Joshi's implicit argument is that we should trust only those journalists who work for corporate outlets. This view might hold water if those corporate journalists had a well-documented record of truth-telling. They do not.
https://x.com/Jonathan_K_Cook/status/2016870043255005490
The Economist defence corespondent's premise in his response to me below is the very antithesis of the journalistic ethos he claims to represent.
Shashank Joshi maligns a reporter for telling us what he has witnessed on the ground in Caracas. Why? Because it discredits the Economist's own editorialising, based on reports from fellow corporate journalists that accord with the Economist's corporate agenda.
Joshi's implicit argument is that we should trust only those journalists who work for corporate outlets. This view might hold water if those corporate journalists had a well-documented record of truth-telling. They do not.
I have spent years documenting the endless disinformation promoted by the biggest names in our profession. I just did so again last night when the BBC's Sarah Smith spoke of Iran's "nuclear weapons programme" – as if it were an established fact rather than a self-serving and highly dubious claim made by Israel and the White House.

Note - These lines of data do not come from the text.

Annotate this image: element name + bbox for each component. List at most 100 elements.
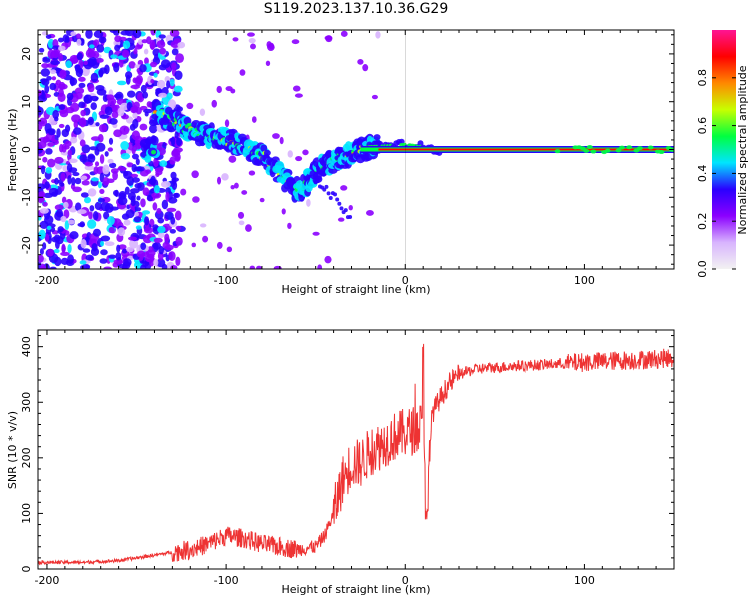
heatmap-cell [339, 206, 344, 211]
heatmap-cell [658, 150, 665, 155]
heatmap-cell [647, 145, 654, 150]
heatmap-cell [39, 208, 49, 214]
heatmap-cell [224, 119, 230, 128]
heatmap-cell [173, 38, 181, 43]
top-x-axis-label: Height of straight line (km) [281, 283, 430, 296]
heatmap-cell [58, 104, 66, 111]
bottom-y-tick-label: 200 [20, 447, 33, 468]
heatmap-cell [259, 197, 265, 203]
heatmap-cell [109, 30, 118, 34]
heatmap-cell [100, 249, 108, 256]
heatmap-cell [98, 124, 108, 133]
heatmap-cell [70, 31, 77, 37]
heatmap-cell [85, 48, 95, 58]
heatmap-cell [87, 188, 97, 197]
heatmap-cell [132, 118, 139, 129]
heatmap-cell [199, 223, 207, 228]
heatmap-cell [141, 210, 151, 215]
heatmap-cell [166, 207, 177, 213]
heatmap-cell [103, 211, 110, 220]
heatmap-cell [87, 83, 95, 93]
heatmap-cell [113, 62, 120, 73]
heatmap-cell [92, 210, 99, 221]
heatmap-cell [225, 86, 233, 92]
heatmap-cell [127, 236, 138, 241]
heatmap-cell [160, 181, 171, 188]
heatmap-cell [112, 170, 118, 181]
heatmap-cell [121, 49, 130, 58]
heatmap-cell [83, 60, 88, 66]
heatmap-cell [38, 117, 48, 127]
heatmap-cell [170, 216, 176, 225]
heatmap-cell [579, 146, 586, 151]
colorbar [712, 30, 736, 269]
heatmap-cell [46, 225, 52, 231]
heatmap-cell [47, 49, 55, 60]
top-x-tick-label: 100 [574, 274, 595, 287]
heatmap-cell [326, 191, 331, 196]
heatmap-cell [49, 266, 57, 269]
heatmap-cell [129, 188, 140, 194]
heatmap-cell [89, 44, 95, 49]
heatmap-cell [80, 239, 87, 249]
heatmap-cell [42, 242, 47, 250]
heatmap-cell [586, 145, 593, 150]
heatmap-cell [279, 136, 284, 145]
heatmap-cell [42, 57, 51, 63]
heatmap-cell [90, 102, 97, 111]
heatmap-cell [150, 78, 155, 84]
heatmap-cell [239, 69, 246, 76]
heatmap-cell [79, 117, 87, 128]
bottom-x-tick-label: -200 [34, 574, 59, 587]
heatmap-cell [337, 201, 342, 206]
heatmap-cell [140, 242, 147, 251]
heatmap-cell [104, 106, 113, 116]
colorbar-tick-label: 0.6 [696, 117, 709, 135]
heatmap-cell [38, 124, 43, 130]
heatmap-cell [312, 231, 320, 236]
heatmap-cell [306, 199, 311, 207]
heatmap-cell [42, 201, 48, 207]
heatmap-cell [47, 142, 55, 147]
heatmap-cell [335, 197, 340, 202]
heatmap-cell [56, 128, 61, 138]
heatmap-cell [170, 136, 176, 147]
spectrogram-heatmap [38, 30, 674, 269]
heatmap-cell [85, 254, 94, 261]
heatmap-cell [58, 53, 63, 62]
heatmap-cell [554, 149, 561, 154]
bottom-y-axis-label: SNR (10 * v/v) [6, 411, 19, 489]
heatmap-cell [72, 186, 82, 193]
heatmap-cell [175, 225, 182, 231]
heatmap-cell [260, 144, 268, 153]
heatmap-cell [171, 150, 179, 158]
top-x-tick-label: 0 [402, 274, 409, 287]
heatmap-cell [156, 258, 166, 268]
heatmap-cell [67, 219, 75, 225]
heatmap-cell [317, 264, 323, 269]
heatmap-cell [221, 173, 229, 181]
top-x-tick-label: -100 [214, 274, 239, 287]
heatmap-cell [165, 191, 170, 202]
heatmap-cell [619, 145, 626, 150]
heatmap-cell [169, 78, 175, 87]
heatmap-cell [169, 30, 180, 37]
heatmap-cell [71, 177, 76, 186]
heatmap-cell [174, 210, 182, 221]
heatmap-cell [108, 137, 114, 145]
heatmap-cell [171, 48, 179, 56]
bottom-x-tick-label: 100 [574, 574, 595, 587]
heatmap-cell [99, 188, 105, 195]
heatmap-cell [113, 259, 124, 265]
heatmap-cell [107, 97, 117, 106]
heatmap-cell [325, 149, 333, 157]
heatmap-cell [146, 101, 153, 108]
heatmap-cell [100, 240, 105, 247]
heatmap-cell [79, 260, 87, 265]
heatmap-cell [142, 235, 153, 244]
heatmap-cell [44, 84, 50, 94]
heatmap-cell [78, 76, 86, 82]
heatmap-cell [102, 176, 110, 186]
heatmap-cell [152, 202, 158, 211]
heatmap-cell [95, 122, 100, 127]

Caroline Hawley headlined her own report on Iran with the incredible, evidence-free suggestion that "tens of thousands" of protesters had been killed in Iran – on a par with the dead in Gaza after Israel's two years of carpet-bombing the enclave.
This isn't journalism. It is state propaganda. It is what corporate journalists are employed to do. If they didn't do it – and even more importantly, they didn't actually believe in what they were doing – they would be out of their job.
I know the stenographic function these people play in corporate media because I saw it first hand time and again in my 20 years reporting from Israel-Palestine.
Here is just one example. I was the only journalist who investigated the Israeli army's killing of UN worker Iain Hook in Jenin. I then had to watch dozens of international publications, who sent no reporters to Jenin, regurgitate Israeli military disinformation as if it were the facts. I couldn't even persuade my former employer, the Guardian, to run the investigation. Why? Because the foreign editor told me no one else had reported what I was saying.
None of this will make the slightest sense to the Economist's correspondent below because he is deeply immersed in his Manichaean worldview, one that sees politics as a simple battle between Good versus Evil.
He is not a journalist. He is what, in less dishonest times, was called a courtier.